3.1 Le juge doit examiner de manière objective tous les moyens de preuve,
quelle qu'en soit la provenance, puis décider si les documents à disposition
permettent de porter un jugement valable sur le droit litigieux. Si les
rapports médicaux sont contradictoires, il ne peut liquider l'affaire sans
apprécier l'ensemble des preuves et sans indiquer les raisons pour lesquelles
il se fonde sur une opinion médicale et non pas sur une autre. C'est ainsi
qu'il importe, pour conférer pleine valeur probante à un rapport médical, que
les points litigieux aient fait l'objet d'une étude circonstanciée, que le
rapport se fonde sur des examens complets, qu'il prenne également en
considération les plaintes exprimées par la personne examinée, qu'il ait été
établi en pleine connaissance de l'anamnèse, que la description du contexte
médical et l'appréciation de la situation médicale soient claires et enfin
que les conclusions de l'expert soient dûment motivées.
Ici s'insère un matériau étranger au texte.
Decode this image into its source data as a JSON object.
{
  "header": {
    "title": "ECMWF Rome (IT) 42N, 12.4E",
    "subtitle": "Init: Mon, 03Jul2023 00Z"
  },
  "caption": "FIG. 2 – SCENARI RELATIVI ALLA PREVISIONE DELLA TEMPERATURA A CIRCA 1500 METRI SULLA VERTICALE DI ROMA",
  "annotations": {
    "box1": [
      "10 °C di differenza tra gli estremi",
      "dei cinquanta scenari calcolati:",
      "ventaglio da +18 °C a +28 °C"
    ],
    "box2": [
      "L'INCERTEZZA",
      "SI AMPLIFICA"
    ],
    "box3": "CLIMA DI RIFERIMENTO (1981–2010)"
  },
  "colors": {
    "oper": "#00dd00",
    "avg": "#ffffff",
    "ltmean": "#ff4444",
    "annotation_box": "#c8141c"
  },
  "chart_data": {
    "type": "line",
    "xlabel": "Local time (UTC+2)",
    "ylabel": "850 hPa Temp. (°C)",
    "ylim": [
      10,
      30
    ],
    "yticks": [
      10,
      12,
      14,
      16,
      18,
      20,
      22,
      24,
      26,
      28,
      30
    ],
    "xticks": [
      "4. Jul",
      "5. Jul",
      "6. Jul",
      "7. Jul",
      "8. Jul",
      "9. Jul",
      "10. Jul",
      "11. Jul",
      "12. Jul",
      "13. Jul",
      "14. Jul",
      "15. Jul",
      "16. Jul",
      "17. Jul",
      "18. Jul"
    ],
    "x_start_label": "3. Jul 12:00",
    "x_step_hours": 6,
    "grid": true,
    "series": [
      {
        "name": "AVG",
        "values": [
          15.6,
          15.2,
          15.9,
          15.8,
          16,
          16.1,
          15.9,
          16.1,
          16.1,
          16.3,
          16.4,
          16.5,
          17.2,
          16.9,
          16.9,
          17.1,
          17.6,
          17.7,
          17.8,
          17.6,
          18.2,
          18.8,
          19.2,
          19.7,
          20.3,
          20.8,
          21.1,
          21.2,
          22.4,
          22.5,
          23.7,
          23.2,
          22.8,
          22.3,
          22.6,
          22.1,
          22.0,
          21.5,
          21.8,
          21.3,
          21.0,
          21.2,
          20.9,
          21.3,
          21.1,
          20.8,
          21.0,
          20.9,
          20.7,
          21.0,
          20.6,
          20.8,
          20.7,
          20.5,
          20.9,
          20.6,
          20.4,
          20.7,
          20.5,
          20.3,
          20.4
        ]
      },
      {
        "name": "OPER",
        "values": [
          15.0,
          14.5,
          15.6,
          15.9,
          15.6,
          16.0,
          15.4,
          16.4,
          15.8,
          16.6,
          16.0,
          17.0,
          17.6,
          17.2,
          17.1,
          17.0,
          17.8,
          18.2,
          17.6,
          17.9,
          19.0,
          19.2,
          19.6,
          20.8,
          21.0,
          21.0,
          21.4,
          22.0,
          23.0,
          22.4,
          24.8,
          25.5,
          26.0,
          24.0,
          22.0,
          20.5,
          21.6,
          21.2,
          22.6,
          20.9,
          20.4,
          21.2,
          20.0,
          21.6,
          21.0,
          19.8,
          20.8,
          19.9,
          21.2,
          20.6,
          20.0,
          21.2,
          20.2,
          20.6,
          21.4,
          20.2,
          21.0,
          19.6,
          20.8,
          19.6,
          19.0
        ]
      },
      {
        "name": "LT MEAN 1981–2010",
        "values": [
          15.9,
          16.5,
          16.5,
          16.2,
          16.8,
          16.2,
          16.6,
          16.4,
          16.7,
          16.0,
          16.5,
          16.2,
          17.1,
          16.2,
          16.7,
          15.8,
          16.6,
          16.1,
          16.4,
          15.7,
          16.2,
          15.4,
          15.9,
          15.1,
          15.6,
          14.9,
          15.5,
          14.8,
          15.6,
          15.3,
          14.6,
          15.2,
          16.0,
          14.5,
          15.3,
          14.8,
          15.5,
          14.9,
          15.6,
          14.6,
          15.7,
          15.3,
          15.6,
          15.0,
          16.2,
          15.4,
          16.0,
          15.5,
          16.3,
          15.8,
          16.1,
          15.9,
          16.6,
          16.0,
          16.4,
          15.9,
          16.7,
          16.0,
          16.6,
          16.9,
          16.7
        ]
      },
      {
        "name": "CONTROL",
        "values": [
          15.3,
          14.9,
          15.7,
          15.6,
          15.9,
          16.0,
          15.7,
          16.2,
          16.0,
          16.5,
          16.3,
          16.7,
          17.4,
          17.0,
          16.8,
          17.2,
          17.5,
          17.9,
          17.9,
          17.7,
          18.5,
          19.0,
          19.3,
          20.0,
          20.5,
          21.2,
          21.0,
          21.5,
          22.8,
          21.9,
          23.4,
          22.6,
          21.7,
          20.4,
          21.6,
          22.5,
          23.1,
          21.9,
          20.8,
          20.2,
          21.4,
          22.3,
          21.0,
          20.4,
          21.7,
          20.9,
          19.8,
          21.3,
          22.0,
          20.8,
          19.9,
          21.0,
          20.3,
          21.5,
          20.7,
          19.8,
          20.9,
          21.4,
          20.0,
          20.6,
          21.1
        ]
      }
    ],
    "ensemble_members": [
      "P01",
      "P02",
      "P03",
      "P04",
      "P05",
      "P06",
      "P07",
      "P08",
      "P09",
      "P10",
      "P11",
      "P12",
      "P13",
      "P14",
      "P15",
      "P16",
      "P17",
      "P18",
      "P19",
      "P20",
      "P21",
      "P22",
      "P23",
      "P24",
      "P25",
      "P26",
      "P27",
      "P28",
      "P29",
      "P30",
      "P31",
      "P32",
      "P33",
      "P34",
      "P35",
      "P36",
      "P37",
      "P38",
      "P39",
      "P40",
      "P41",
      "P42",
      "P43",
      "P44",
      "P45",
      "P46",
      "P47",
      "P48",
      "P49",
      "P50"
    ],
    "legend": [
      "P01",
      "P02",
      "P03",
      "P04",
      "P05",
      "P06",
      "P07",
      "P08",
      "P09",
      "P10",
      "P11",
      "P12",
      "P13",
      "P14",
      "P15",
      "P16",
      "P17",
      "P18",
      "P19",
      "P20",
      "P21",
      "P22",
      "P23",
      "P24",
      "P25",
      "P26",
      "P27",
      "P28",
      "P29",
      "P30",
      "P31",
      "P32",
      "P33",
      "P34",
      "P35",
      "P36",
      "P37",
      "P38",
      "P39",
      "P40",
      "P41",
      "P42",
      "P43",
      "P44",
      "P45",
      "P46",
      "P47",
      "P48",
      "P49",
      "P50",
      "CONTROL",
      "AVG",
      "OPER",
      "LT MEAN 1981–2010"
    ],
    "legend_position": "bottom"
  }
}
Au demeurant,
l'élément déterminant pour la valeur probante n'est ni l'origine du moyen de
preuve ni sa désignation comme rapport ou comme expertise, mais bel et bien
son contenu (ATF 125 V 352 consid. 3a et les références; VSI 2001 p. 108
consid. 3a). Ces principes, développés à propos de l'assurance-accidents,
sont applicables à l'instruction des faits d'ordre médical dans toutes les
branches d'assurance sociale (Spira, La preuve en droit des assurances
sociales, in : Mélanges en l'honneur de Henri-Robert Schüpbach, Bâle, 2000,
p. 268).

3.2 Sur le fond, le point litigieux est de savoir si l'intimée présentait au
moment déterminant, soit lors de la décision du 1er mai 2002, un état
anxio-dépressif entraînant une diminution de sa capacité de travail.
Contrairement à ce qu'affirme le recourant, le rapport des médecins du SMR du
22 mars 2002 ne répond pas à toutes les exigences permettant de lui
reconnaître pleine valeur probante (ATF 125 V 352 consid. 3a, 122 V 160
consid. 1c et les références). En effet, l'état anxio-dépressif de l'intimée,
tel qu'il a été posé par le docteur R.________ dans son expertise du 16 mai
2001, n'a pas été discuté par les docteurs F.________ et A.________ dans leur
examen clinique du 22 mars 2002. Les médecins du SMR ont retenu sous l'angle
psychiatrique le diagnostic de dysthymie (F34.1), phobies spécifiques isolées
(F40.2), structure de personnalité dépendante (F60.7) et difficultés liées à
l'aculturation (Z60.3), mais ils ne se prononcent pas sur le diagnotic d'état
anxio-dépressif important retenu par le docteur R.________ ni sur la question
évoquée par celui-ci de l'implication de ce trouble dans une diminution de la
capacité de travail.
De plus, les conclusions du SMR (consignées dans le rapport du 22 mars 2002,
puis confirmées par le docteur A.________ dans son avis médical du 7 octobre
2003) sont contredites par le rapport du 26 juin 2003 établi par l'Hôpital
P.________. S'il est vrai que le rapport de l'Hôpital P.________ est
postérieur à la décision administrative litigieuse, il est propre à fournir
un éclairage sur la situation antérieure, puisqu'il tend à confirmer les
constatations du docteur R.________ en ce qui concerne l'état psychique de
l'assurée.
On ne saurait, dans ces conditions, faire grief aux premiers juges d'avoir
ordonné un complément d'instruction sous la forme d'une expertise
psychiatrique, ni d'avoir renvoyé la cause à l'office AI pour qu'il y
procède, en la confiant à un expert neutre.

4.
Représentée par un avocat, l'intimée, qui obtient gain de cause, a droit à
une indemnité de dépens pour l'instance fédérale (art. 159 al. 1 en
corrélation avec l'art. 135 OJ).

Par ces motifs, le Tribunal fédéral des assurances prononce:

1.
Le recours est rejeté.

2.
Il n'est pas perçu de frais de justice.

3.
L'Office de l'assurance-invalidité pour le canton de Vaud versera à l'intimée
la somme de 1'000 fr. (y compris la taxe sur la valeur ajoutée) à titre de
dépens pour l'instance fédérale.

4.
Le présent arrêt sera communiqué aux parties, au Tribunal des assurances du
canton de Vaud et à l'Office fédéral des assurances sociales.